To date, the global economy has typically been driven by fossil fuels. As the world transitions to a low-carbon economy there are numerous issues which need to be overcome to ensure this is rapid and effective, while also being just and sustainable.

This area of research is particularly interdisciplinary, working with technology development and innovation in engineering and geosciences focused on systems: energy systems, transport systems, but also innovation systems. We contribute to the connection between policy, technology, and capital which aims to decarbonise existing institutions and systems, as well as establish a green and renewable-driven economy.

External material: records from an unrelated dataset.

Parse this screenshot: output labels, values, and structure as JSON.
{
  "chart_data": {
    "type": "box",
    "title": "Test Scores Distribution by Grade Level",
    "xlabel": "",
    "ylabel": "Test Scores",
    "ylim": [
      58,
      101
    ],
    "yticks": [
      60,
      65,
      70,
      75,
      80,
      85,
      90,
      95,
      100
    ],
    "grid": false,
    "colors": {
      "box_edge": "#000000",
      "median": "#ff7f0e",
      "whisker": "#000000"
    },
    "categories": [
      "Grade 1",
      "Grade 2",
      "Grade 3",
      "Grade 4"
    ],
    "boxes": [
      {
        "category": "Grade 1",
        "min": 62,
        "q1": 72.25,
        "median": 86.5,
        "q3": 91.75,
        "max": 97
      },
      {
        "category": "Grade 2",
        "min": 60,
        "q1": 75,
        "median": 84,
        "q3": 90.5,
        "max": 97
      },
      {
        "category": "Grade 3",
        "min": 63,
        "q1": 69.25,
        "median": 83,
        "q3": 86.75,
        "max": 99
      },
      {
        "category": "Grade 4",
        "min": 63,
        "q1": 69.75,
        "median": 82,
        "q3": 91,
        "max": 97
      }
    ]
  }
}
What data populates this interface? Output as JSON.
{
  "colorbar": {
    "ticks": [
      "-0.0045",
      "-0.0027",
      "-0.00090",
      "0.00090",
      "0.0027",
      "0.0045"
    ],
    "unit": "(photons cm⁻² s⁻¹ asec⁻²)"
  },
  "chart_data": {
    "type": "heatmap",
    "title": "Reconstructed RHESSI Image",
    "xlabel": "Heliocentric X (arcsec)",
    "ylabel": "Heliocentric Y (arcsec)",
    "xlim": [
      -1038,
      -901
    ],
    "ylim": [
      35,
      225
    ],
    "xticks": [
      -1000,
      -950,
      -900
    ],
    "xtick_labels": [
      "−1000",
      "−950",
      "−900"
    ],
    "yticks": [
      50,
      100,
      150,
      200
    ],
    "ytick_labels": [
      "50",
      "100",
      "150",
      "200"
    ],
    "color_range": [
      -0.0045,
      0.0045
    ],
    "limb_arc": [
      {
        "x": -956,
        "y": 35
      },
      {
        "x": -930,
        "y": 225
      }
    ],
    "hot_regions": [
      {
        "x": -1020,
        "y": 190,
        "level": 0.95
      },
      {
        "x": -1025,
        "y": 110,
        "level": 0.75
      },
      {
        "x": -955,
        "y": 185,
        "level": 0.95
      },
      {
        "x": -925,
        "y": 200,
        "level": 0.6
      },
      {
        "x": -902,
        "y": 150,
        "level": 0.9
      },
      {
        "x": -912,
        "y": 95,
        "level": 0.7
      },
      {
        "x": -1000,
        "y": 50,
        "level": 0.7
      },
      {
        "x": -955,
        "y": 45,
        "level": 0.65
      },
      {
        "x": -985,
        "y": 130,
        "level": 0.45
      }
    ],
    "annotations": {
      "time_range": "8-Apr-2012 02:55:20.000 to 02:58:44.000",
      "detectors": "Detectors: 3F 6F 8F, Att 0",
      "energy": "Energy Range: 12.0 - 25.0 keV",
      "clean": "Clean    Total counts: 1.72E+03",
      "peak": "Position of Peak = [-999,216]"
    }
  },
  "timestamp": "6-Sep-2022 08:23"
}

Indicative Research Projects

  • In relation to urban transport, Covid-19 has been a 'forced experiment' in how we allocate urban space between cars and all other forms of more sustainable transport. How can we build upon this experience to create more sustainable and liveable cities?
  • Smart technologies (cities and buildings) are increasingly being designed and built to implement high-technology, low-carbon solutions. How can these be designed best, and what human behaviours must change to make these successful?
  • Exploring immediate and near-term societal/personal benefits to sustainable choices on energy consumption in the home.
  • Energy systems and electricity generation must decarbonise and be redesigned to achieve a low-carbon transition. We explore the businesses and institutions driving decentralisation, renewable generation, and energy efficiency innovation.
  • We examine business models and policy incentives to apply carbon capture and storage and hydrogen technologies in energy and industry use, including power, cement, steel, and refinery sectors. We undertake techno-economic analyses for carbon dioxide removal (CDR) and other negative emissions technology, such as biomass with carbon capture and storage (BECCS) to accelerate climate mitigation effort.
  • Adopting circular economy approaches is likely to be both necessary as well as profitable in the resource-poor world. However, with the imbalance of resources distributed globally, it is also important to understand where and how we can use some resources efficiently while the transition continues.
  • The social and distributive effects of the shift to a low-carbon economy have the potential to either derail the process, or lead to negative consequences as entire industries and categories of jobs disappear, and communities are forever changed. We explore the potential wider society effects of such a transition, to inform both government and business policy, as well as other institutional support mechanisms, to minimise the human and community impact.